Even the Welsh think the All Blacks were robbed ... sort of.
As New Zealand reels from the shock of a drawn series against the British & Irish Lions, most fingers are being pointed at French referee Roman Poite, who seemed to deprive the All Blacks of a last-gasp chance to win last night's decider at Eden Park.
News site "Wales Online" asked resident referee expert David Bodilly to run his eye over the incident, eventually ruled an "accidental off-side" by Lions hooker Ken Owens, and his verdict - it should have been a penalty under the letter of the law, but it's a dumb law and needs to be changed.
Bodilly, a former Pro12 official, said there were three elements to the decision that required analysis - the law, Poite changing his mind about the penalty and whether the law is right.
"The law is the law as it stands," said Bodilly. "The ball went forward off a red player (Liam Williams), was next played by another red player (Ken Owens) and that is a penalty.
"In refereeing, we are told to 'penalise the clear and obvious', advice that is really important, given how many other thought processes go on in your head during a game, particularly one of this intensity.
"From his position, his line of sight, Poite would have asked himself: 'Did that come off red? Yes. Did red play the ball next? Yes. Penalty'."
Bodilly questioned why Poite felt he needed to change his original ruling after viewing video replays, since referees are only supposed to use the TMO to check tries or acts of foul play. Once he was satisfied Williams had not been taken out in mid-air, that should have been the end of TMO involvement.

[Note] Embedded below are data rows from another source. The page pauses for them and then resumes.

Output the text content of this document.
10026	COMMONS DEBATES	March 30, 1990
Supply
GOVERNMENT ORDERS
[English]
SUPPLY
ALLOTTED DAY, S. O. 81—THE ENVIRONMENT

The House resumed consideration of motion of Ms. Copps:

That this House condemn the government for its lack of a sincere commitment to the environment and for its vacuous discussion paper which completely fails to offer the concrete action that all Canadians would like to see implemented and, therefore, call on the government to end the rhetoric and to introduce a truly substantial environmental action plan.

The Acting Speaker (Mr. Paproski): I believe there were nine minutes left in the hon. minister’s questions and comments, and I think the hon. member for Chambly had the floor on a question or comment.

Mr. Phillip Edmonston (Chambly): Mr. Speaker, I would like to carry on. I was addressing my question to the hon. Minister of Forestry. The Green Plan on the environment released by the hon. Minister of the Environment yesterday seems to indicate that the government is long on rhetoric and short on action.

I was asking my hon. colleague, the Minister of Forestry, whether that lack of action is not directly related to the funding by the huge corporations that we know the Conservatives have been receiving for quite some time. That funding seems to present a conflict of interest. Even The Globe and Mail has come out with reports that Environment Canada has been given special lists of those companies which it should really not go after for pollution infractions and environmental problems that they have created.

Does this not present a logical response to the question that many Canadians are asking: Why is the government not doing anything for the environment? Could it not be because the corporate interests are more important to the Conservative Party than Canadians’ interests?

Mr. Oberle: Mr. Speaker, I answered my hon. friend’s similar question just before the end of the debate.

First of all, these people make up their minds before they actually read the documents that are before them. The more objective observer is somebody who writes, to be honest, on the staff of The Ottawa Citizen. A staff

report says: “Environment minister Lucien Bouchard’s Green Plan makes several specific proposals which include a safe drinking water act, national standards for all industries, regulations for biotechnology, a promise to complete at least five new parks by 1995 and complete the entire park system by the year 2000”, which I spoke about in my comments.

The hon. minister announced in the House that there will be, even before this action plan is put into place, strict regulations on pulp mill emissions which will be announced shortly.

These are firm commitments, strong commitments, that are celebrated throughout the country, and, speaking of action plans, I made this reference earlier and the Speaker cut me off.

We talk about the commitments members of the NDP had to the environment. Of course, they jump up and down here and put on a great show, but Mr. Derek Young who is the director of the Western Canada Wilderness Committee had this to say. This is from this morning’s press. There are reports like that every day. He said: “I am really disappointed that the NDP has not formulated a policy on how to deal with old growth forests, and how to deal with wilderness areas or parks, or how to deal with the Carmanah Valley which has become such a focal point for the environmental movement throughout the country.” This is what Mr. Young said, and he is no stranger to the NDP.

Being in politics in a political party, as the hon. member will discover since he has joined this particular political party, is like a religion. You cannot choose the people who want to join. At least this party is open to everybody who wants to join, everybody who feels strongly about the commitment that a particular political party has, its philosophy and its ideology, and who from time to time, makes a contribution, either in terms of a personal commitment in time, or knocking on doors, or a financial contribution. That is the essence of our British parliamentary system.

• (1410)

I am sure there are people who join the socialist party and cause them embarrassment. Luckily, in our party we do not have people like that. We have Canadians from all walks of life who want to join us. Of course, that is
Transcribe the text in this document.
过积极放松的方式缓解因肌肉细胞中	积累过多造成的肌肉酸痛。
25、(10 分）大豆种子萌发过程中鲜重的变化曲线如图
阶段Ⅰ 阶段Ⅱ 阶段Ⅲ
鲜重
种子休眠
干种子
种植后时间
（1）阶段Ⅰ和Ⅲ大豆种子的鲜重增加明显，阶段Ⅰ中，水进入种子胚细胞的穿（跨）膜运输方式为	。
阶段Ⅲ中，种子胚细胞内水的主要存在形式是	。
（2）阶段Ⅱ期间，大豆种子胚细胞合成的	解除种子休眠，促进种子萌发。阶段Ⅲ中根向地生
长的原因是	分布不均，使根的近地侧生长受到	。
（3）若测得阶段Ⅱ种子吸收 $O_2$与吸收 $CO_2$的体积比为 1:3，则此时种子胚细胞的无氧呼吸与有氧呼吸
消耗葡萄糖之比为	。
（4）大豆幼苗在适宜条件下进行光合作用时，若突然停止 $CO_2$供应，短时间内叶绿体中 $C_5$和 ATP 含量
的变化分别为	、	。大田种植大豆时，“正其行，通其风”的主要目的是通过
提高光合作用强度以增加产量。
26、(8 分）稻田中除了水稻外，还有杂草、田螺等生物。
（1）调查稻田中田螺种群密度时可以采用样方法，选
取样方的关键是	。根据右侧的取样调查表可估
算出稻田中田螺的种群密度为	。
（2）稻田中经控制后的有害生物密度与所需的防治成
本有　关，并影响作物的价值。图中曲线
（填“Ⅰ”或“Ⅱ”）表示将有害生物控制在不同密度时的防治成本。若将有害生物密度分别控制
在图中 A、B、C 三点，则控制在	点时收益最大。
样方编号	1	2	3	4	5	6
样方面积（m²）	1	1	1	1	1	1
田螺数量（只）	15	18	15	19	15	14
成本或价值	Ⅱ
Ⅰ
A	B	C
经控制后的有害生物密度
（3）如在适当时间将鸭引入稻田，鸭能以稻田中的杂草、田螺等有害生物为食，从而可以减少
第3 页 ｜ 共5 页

"Perhaps he should have taken a leaf out of Jerome Garces' book from the previous week in Wellington and been more firm. However, Poite wasn't and I had to smile at [All Black captain Kieran Read's] reaction to the official, almost asking it it's OK to 'have a deal'.
"Read was having none of that, hence his 'There's no such thing as accidental off-side' remark to Poite. In this particular instance, Read was right."
But Bodilly argued the law was "stupid" and needed to be rethought.
"Put yourself in Ken Owens' position - how is he supposed to know, in a split second, who has played the ball in those circumstances, Lions of New Zealand?
"We had to watch replays to be certain ourselves. Owens didn't have that luxury.
"He wasn't deliberately transgressing. He was just acting on instinct, as any other player would have done.
"Should what we saw with Owens really be penalized in the same way as a high tackle, a jumper being pulled down in a lineout or the many other clear offences on the field of play that are a lot more dangerous?"
One thing is certain - Bodilly's opinion is only one that will continue to fan this flame for years to come.